I have done supg in the past with local time stepping. I assign a different dt 
for each node and use that dt when evaluating all element residual/jacobian 
information for that node. It's trivially easy. Just beware of errors I've made 
along the way: element-wise timestep is a horrible idea for continuos FE 
approximations, and make sure you get a consistent dt for nodes on processor 
boundaries. 

Scheme works well in practice for steady problems. I guess if time accuracy is 
important you'd be looking to imbed this in a dual-time scheme because of Roy's 
concerns?

As for your concern about a bug - lets get together offline and maybe I can run 
your mesh with some various options and report my experience...

-Ben


On Apr 24, 2013, at 10:40 AM, "Manav Bhatia" <[email protected]> wrote:

> I might have to respond with a half-ignorant rant from my end too, since I
> am just getting started with the literature. I am using two domain
> decomposition books as reference: one by Quarternoni and Valli and the
> other by Toselli and Wildund.
> 
> 
> My motivation is the second point in your message: I am pseudo-time
> stepping towards a steady solution. My application is inviscid transonic
> flow simulation on a swept wing using GLS method.
> 
> This goes back to my message about the linear solver convergence last week:
> h-refinement leads to a point where the linear solver refuses to converge.
> I have tried a lot of options (modifying the GMRES restart iteration to
> 1000, ASM preconditioners that Jed had suggested, reducing the dt post
> refinement to as low as 1% of original value, etc.) but none have worked
> for me so far.
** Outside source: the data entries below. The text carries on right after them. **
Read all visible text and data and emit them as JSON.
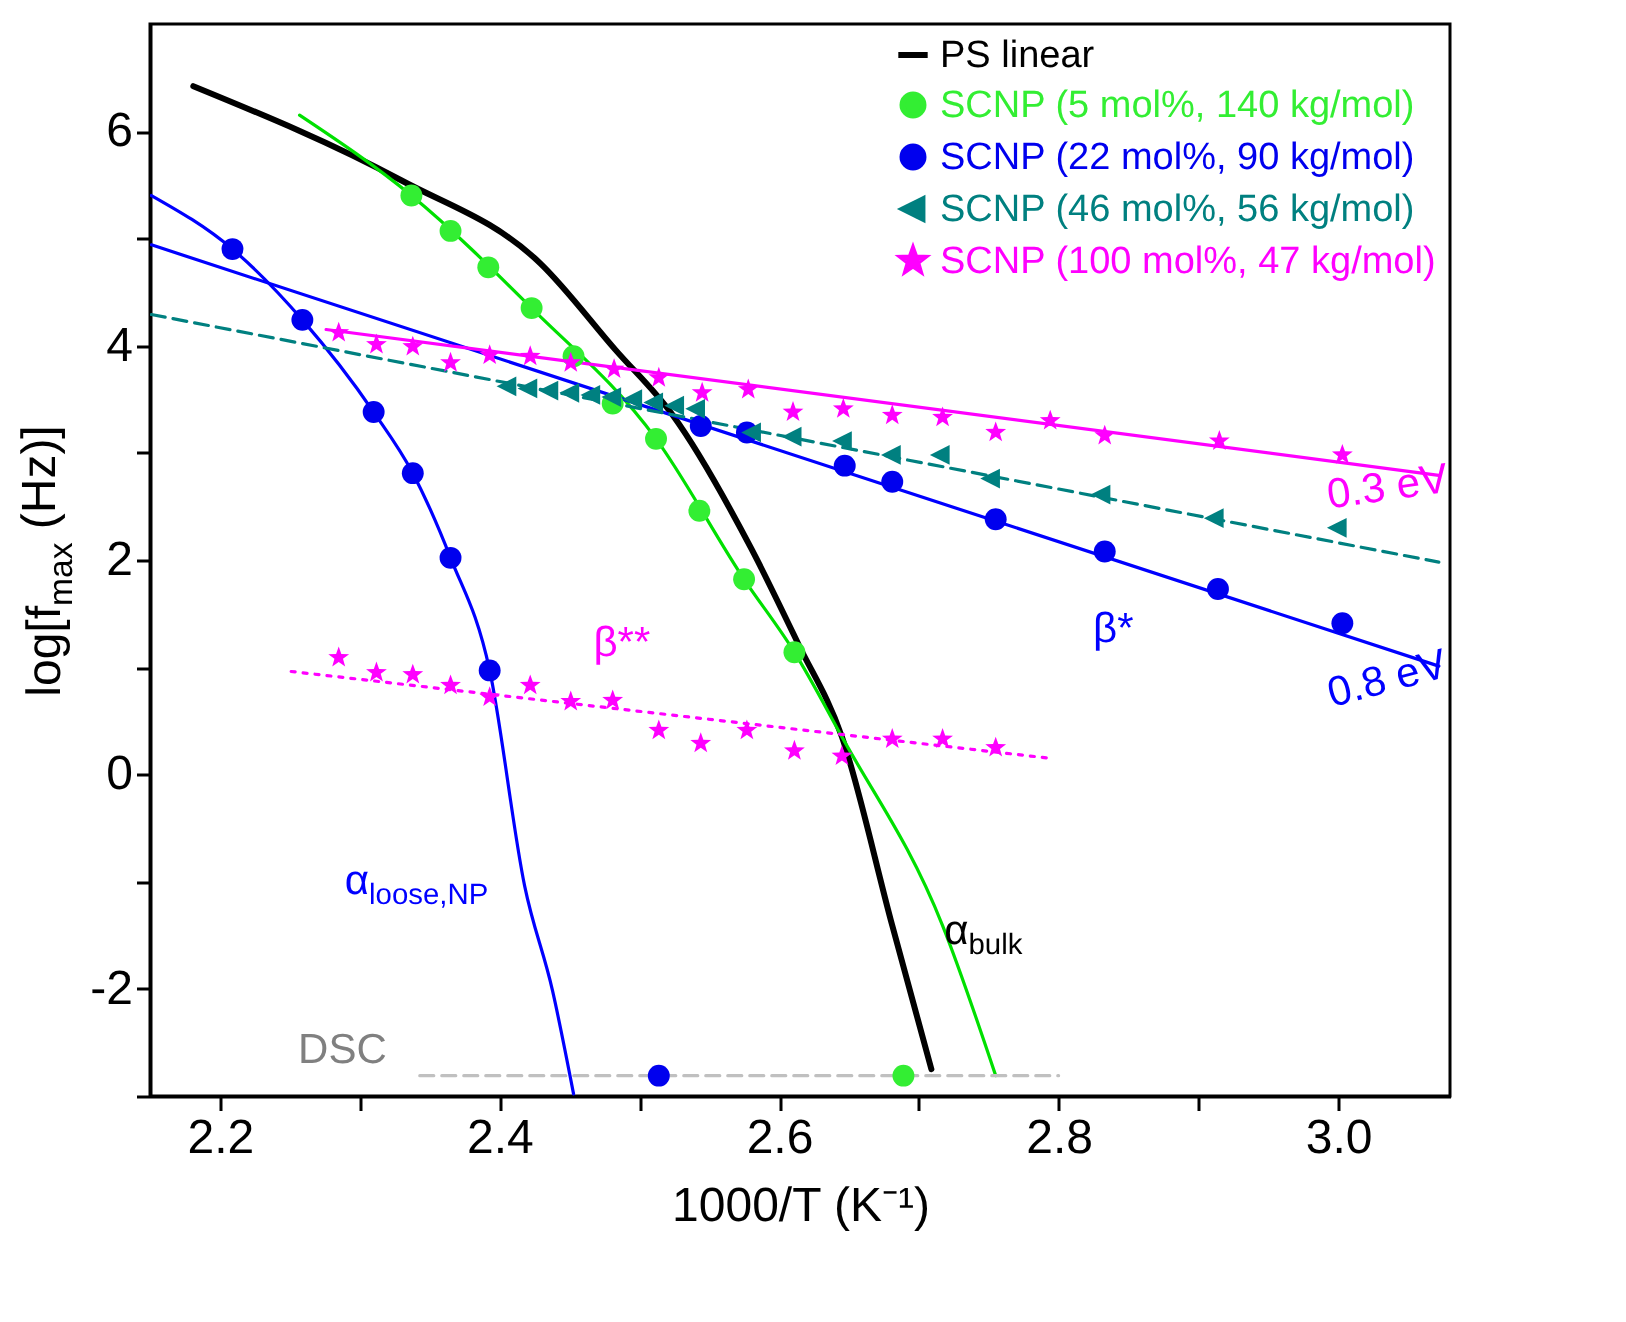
{
  "chart_data": {
    "type": "scatter",
    "xlabel": "1000/T (K⁻¹)",
    "ylabel": "log[f$_{max}$ (Hz)]",
    "xlim": [
      2.15,
      3.08
    ],
    "ylim": [
      -3,
      7
    ],
    "xticks": [
      2.2,
      {
        "value": 2.3,
        "label": null
      },
      2.4,
      {
        "value": 2.5,
        "label": null
      },
      2.6,
      {
        "value": 2.7,
        "label": null
      },
      2.8,
      {
        "value": 2.9,
        "label": null
      },
      {
        "value": 3,
        "label": "3.0"
      }
    ],
    "yticks": [
      {
        "value": -3,
        "label": null
      },
      -2,
      {
        "value": -1,
        "label": null
      },
      0,
      {
        "value": 1,
        "label": null
      },
      2,
      {
        "value": 3,
        "label": null
      },
      4,
      {
        "value": 5,
        "label": null
      },
      6
    ],
    "grid": false,
    "legend": "top right",
    "series": [
      {
        "name": "PS linear",
        "type": "line",
        "color": "#000000",
        "marker": "none",
        "line_style": "solid",
        "x": [
          2.181,
          2.33,
          2.429,
          2.483,
          2.524,
          2.58,
          2.614,
          2.645,
          2.681,
          2.709
        ],
        "values": [
          6.42,
          5.54,
          4.77,
          3.96,
          3.35,
          2.11,
          1.21,
          0.35,
          -1.41,
          -2.75
        ]
      },
      {
        "type": "line",
        "color": "#00e000",
        "marker": "none",
        "line_style": "solid",
        "x": [
          2.257,
          2.337,
          2.423,
          2.512,
          2.575,
          2.611,
          2.645,
          2.717,
          2.755
        ],
        "values": [
          6.15,
          5.4,
          4.35,
          3.13,
          1.82,
          1.14,
          0.35,
          -1.41,
          -2.81
        ]
      },
      {
        "type": "line",
        "color": "#0000ff",
        "marker": "none",
        "line_style": "solid",
        "x": [
          2.151,
          2.209,
          2.259,
          2.31,
          2.338,
          2.365,
          2.393,
          2.418,
          2.438,
          2.453
        ],
        "values": [
          5.4,
          4.9,
          4.24,
          3.38,
          2.81,
          2.02,
          0.97,
          -1.04,
          -2.02,
          -2.98
        ]
      },
      {
        "type": "line",
        "color": "#0000ff",
        "marker": "none",
        "line_style": "solid",
        "x": [
          2.151,
          3.072
        ],
        "values": [
          4.94,
          1.01
        ]
      },
      {
        "type": "line",
        "color": "#008080",
        "marker": "none",
        "line_style": "dashed",
        "x": [
          2.151,
          3.072
        ],
        "values": [
          4.29,
          1.98
        ]
      },
      {
        "type": "line",
        "color": "#ff00ff",
        "marker": "none",
        "line_style": "solid",
        "x": [
          2.276,
          3.072
        ],
        "values": [
          4.15,
          2.79
        ]
      },
      {
        "type": "line",
        "color": "#ff00ff",
        "marker": "none",
        "line_style": "dotted",
        "x": [
          2.251,
          2.794
        ],
        "values": [
          0.96,
          0.15
        ]
      },
      {
        "type": "line",
        "color": "#c0c0c0",
        "marker": "none",
        "line_style": "dashed",
        "x": [
          2.343,
          2.8
        ],
        "values": [
          -2.81,
          -2.81
        ]
      },
      {
        "name": "SCNP (5 mol%, 140 kg/mol)",
        "type": "scatter",
        "color": "#33ee33",
        "marker": "circle",
        "x": [
          2.337,
          2.365,
          2.392,
          2.423,
          2.453,
          2.481,
          2.512,
          2.543,
          2.575,
          2.611,
          2.689
        ],
        "values": [
          5.4,
          5.07,
          4.73,
          4.35,
          3.9,
          3.46,
          3.13,
          2.46,
          1.82,
          1.14,
          -2.81
        ]
      },
      {
        "name": "SCNP (22 mol%, 90 kg/mol)",
        "type": "scatter",
        "color": "#0000ee",
        "marker": "circle",
        "x": [
          2.209,
          2.259,
          2.31,
          2.338,
          2.365,
          2.393,
          2.514,
          2.544,
          2.577,
          2.647,
          2.681,
          2.755,
          2.833,
          2.914,
          3.003
        ],
        "values": [
          4.9,
          4.24,
          3.38,
          2.81,
          2.02,
          0.97,
          -2.81,
          3.25,
          3.19,
          2.88,
          2.73,
          2.38,
          2.08,
          1.73,
          1.41
        ]
      },
      {
        "name": "SCNP (46 mol%, 56 kg/mol)",
        "type": "scatter",
        "color": "#008080",
        "marker": "triangle",
        "x": [
          2.405,
          2.42,
          2.435,
          2.45,
          2.465,
          2.48,
          2.495,
          2.51,
          2.525,
          2.54,
          2.58,
          2.609,
          2.645,
          2.68,
          2.715,
          2.751,
          2.83,
          2.911,
          2.999
        ],
        "values": [
          3.62,
          3.6,
          3.58,
          3.56,
          3.54,
          3.52,
          3.5,
          3.47,
          3.44,
          3.41,
          3.19,
          3.15,
          3.11,
          2.98,
          2.98,
          2.76,
          2.61,
          2.39,
          2.3
        ]
      },
      {
        "name": "SCNP (100 mol%, 47 kg/mol)",
        "type": "scatter",
        "color": "#ff00ff",
        "marker": "star",
        "x": [
          2.285,
          2.312,
          2.338,
          2.365,
          2.393,
          2.422,
          2.451,
          2.482,
          2.514,
          2.545,
          2.578,
          2.61,
          2.646,
          2.681,
          2.717,
          2.755,
          2.794,
          2.833,
          2.915,
          3.003,
          2.285,
          2.312,
          2.338,
          2.365,
          2.393,
          2.422,
          2.451,
          2.481,
          2.514,
          2.544,
          2.577,
          2.611,
          2.645,
          2.681,
          2.717,
          2.755
        ],
        "values": [
          4.12,
          4.01,
          3.99,
          3.84,
          3.91,
          3.9,
          3.84,
          3.78,
          3.7,
          3.56,
          3.59,
          3.38,
          3.41,
          3.35,
          3.33,
          3.19,
          3.3,
          3.16,
          3.11,
          2.98,
          1.09,
          0.95,
          0.93,
          0.83,
          0.72,
          0.83,
          0.68,
          0.69,
          0.41,
          0.29,
          0.41,
          0.22,
          0.17,
          0.33,
          0.33,
          0.25
        ]
      }
    ],
    "annotations": [
      "0.3 eV",
      "0.8 eV",
      "β**",
      "β*",
      "α$_{loose,NP}$",
      "α$_{bulk}$",
      "DSC"
    ]
  }
}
I have not tried modifying my "tau" matrix, though.
> 
> On one side, I am a little perplexed as to why others have not faced this
> issue: perhaps there is a bug in my code, perhaps the nature of transonic
> flow makes it a difficult problem, perhaps it is a weakness in GLS, or
> other reasons. I doubt there is a bug though, since there hasn't been an
> error in solution so far in all other simulations that I have done.
> 
> On the other side, I feel like chopping up the matrix for linear solve
> might lead to a set of separate and better conditioned linear solves.
> Hence, I am looking at walking down this path.
> 
> I do not yet know of the challenges you pointed out, but from what I have
> read in the books so far, it seems possible to setup appropriate Dirichlet
> and Neumann BCs at the interfaces to enable consistent solution for
> different kinds of physics. Ofcourse, now one needs to iterate between
> domains till convergence.
> 
> On a related note, I have a feeling that the latest addition of separate
> parallel communicators in 0.9.1 might come in handy.
> 
> 
> Manav
> 
> 
> 
> On Wed, Apr 24, 2013 at 1:13 PM, Roy Stogner <[email protected]>wrote:
> 
>> 
>> On Wed, 24 Apr 2013, Manav Bhatia wrote:
>> 
>>  Has anyone attempted space varying dt for time stepping problems using
>>> libMesh?
>> 
>> No, but we've got an application where it might be a decent idea.
>> 
>> Half-ignorant rant:
>> 
>> I'm skeptical, though.  Space varying dt is ideal if you're doing a
>> time-accurate solve of a hyperbolic problem, or if you can do
>> operator-splitting and limit the space varying dt to the explicit
>> operator(s) in a parabolic problem, but I've never seen how you can do
>> implicit space-varying dt in a time-accurate way on parabolic problems
>> without adding more DoFs to each space-time slab and so canceling out
>> most of your benefits.
>> 
>> What other implicit hypersonics people do with space-varying dt seems
>> to be limiting it to non-time-accurate solves, where you're just
>> pseudo time stepping to get to a quasi steady state.  Which is fine,
>> we do pseudo time stepping too... except that I think the right thing
>> in this case may be to go coarser in time *and* space; if you're
>> basically using the non-time-accurate parts of your solve just to get
>> the shock moved into place so you can use larger dt, you might as well
>> do most of that movement on a coarse grid.